Global warming has been strongly accelerating in the last decades. Climate models tell us that this trend will continue in the future, accompanied by a marked decline in precipitation in Southern Europe, whereas the Alps will likely receive more winter and less summer precipitation. Climate factors and additionally nitrogen deposition and land-use changes have been identified as global change factors posing threats on high-mountain biodiversity, ecosystem stability and services. On the other hand, the characteristic micro-topographic variability of high mountain ecosystems may buffer them against global change impacts. Monitoring data from European mountain peaks show that changes in biodiversity patterns are closely related to rising temperatures. However, the effects of climate change on plant biodiversity differ significantly between temperate and Mediterranean biomes with species richness increases synchronously with warming in the former and richness decreases in the latter.
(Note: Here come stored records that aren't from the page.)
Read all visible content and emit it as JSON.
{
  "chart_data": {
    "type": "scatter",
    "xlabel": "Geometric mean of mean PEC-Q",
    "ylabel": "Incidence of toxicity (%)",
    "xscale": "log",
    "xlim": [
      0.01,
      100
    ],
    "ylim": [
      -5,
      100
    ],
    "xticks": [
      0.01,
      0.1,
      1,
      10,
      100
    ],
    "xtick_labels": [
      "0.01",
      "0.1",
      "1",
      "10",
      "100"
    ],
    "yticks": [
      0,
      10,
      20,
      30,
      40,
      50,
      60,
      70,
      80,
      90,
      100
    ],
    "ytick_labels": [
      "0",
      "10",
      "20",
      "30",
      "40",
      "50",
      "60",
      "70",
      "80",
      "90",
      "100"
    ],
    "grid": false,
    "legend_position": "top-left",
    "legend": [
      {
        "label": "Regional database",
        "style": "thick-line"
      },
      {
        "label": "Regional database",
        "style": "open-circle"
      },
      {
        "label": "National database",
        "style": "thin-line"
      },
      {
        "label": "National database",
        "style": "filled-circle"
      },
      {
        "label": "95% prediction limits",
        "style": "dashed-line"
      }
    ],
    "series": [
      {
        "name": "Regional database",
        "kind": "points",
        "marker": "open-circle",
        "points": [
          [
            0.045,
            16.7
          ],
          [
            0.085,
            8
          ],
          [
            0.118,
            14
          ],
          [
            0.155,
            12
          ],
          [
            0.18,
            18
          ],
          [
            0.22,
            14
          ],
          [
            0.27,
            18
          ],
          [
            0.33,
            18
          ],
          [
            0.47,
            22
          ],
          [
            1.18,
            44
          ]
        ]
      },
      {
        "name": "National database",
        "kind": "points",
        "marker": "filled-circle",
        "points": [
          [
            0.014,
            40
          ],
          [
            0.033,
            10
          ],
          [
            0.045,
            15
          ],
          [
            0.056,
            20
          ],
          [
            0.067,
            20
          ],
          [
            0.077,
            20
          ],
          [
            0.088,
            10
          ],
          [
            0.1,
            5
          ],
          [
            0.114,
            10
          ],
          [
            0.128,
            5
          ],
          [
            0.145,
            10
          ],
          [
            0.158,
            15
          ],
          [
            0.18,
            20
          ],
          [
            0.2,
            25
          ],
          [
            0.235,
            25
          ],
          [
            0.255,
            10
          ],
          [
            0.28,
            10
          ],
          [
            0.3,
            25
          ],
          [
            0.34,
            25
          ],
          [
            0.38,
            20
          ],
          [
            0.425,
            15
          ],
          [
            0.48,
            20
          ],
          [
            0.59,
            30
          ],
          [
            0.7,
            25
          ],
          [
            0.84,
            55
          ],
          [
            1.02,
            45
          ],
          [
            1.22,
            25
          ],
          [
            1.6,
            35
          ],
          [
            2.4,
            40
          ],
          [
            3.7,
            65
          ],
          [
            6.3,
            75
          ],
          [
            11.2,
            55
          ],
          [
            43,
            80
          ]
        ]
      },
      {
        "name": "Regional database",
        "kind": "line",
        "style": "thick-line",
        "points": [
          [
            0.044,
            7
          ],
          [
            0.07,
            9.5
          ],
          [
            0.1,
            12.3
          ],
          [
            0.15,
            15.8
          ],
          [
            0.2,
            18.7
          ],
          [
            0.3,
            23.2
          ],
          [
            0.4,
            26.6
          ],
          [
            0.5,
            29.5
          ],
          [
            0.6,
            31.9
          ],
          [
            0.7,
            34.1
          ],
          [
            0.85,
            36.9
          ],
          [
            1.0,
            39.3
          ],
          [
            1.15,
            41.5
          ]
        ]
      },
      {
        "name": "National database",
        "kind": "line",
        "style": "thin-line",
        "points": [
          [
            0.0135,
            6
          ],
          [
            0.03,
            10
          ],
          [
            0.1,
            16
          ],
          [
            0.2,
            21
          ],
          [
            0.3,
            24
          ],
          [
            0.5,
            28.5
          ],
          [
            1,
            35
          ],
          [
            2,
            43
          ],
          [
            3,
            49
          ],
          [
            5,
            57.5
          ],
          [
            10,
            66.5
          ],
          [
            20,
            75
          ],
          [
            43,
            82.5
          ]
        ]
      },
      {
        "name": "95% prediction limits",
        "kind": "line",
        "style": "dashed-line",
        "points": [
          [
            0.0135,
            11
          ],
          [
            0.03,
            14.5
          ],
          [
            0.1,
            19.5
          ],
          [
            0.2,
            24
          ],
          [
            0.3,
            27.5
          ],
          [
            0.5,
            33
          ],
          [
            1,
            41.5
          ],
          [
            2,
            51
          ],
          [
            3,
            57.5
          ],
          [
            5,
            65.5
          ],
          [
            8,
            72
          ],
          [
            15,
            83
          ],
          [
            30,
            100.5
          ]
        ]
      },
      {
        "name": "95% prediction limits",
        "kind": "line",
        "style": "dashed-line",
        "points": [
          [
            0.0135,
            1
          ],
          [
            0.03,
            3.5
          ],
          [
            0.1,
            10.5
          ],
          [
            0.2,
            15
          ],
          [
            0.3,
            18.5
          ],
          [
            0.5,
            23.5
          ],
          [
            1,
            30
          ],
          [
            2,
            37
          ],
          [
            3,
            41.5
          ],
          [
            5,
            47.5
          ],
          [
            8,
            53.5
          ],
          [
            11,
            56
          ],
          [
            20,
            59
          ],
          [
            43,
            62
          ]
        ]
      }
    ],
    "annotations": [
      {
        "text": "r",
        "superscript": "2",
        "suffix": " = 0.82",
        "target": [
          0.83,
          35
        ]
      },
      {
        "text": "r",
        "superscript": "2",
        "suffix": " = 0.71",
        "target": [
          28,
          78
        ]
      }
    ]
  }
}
The MediAlps project aimed at disentangling anthropogenic and natural factors underlying differential changes in plant species composition and richness observed on mountain summits in the European Alps and the Mediterranean biome at the local and regional spatial scale. Changes in plant species richness and composition and present land-use impact based on systematic field observations were recorded on long-term monitoring plots on 23 summits. Soil temperature, water potential and local dry nitrogen deposition were measured in situ. Topographic parameters were recorded with photogrammetric methods. At the regional level, climate data and regional nitrogen deposition data from online resources (CHELSA, EMEP) were used and past land-use impact was assessed via guideline-aided semi-structured interviews. (Generalized) linear mixed-effects models and structural equation models (SEM) were employed to assess the impact of these drivers on biodiversity changes. Furthermore, spatio-temporal analyses based on satellite images were conducted.
Climate change is and will probably continue to be the main driver of plant biodiversity, species composition and their changes on mountain summits in both biomes. However, there are biome-specific differences with precipitation playing an important role in the Mediterranean biome in addition to temperature, which clearly is the most important single factor in the temperate biome. These changes will likely lead to a further thermophilisation in both biomes. The upwards movement of species from lower elevations will likely also result in a biotic homogenization of the vegetation, exacerbated by the decline of high-elevation endemic species. Species richness will likely continue to increase in the temperate biome until the “pay-off” of extinction debts or threshold effects of population size on extinction risks set in. With decreasing precipitation species richness in the Mediterranean biome will probably decline in the long run, too.
Nevertheless, other anthropogenic drivers have to be considered as well, although their influence is arguably much smaller than that of climate variables, namely nitrogen deposition with a negative influence on species richness change in the temperate biome and present land-use with a positive one in the Mediterranean biome.
In addition to MediAlps’ main focus on comparing multiple anthropogenic ecological drivers in the Alps with the Mediterranean mountains, the project substantially contributed to a spatially larger scaled long-term observation effort in the frame of the GLORIA (Global Observation Research Initiative in Alpine Environments) program.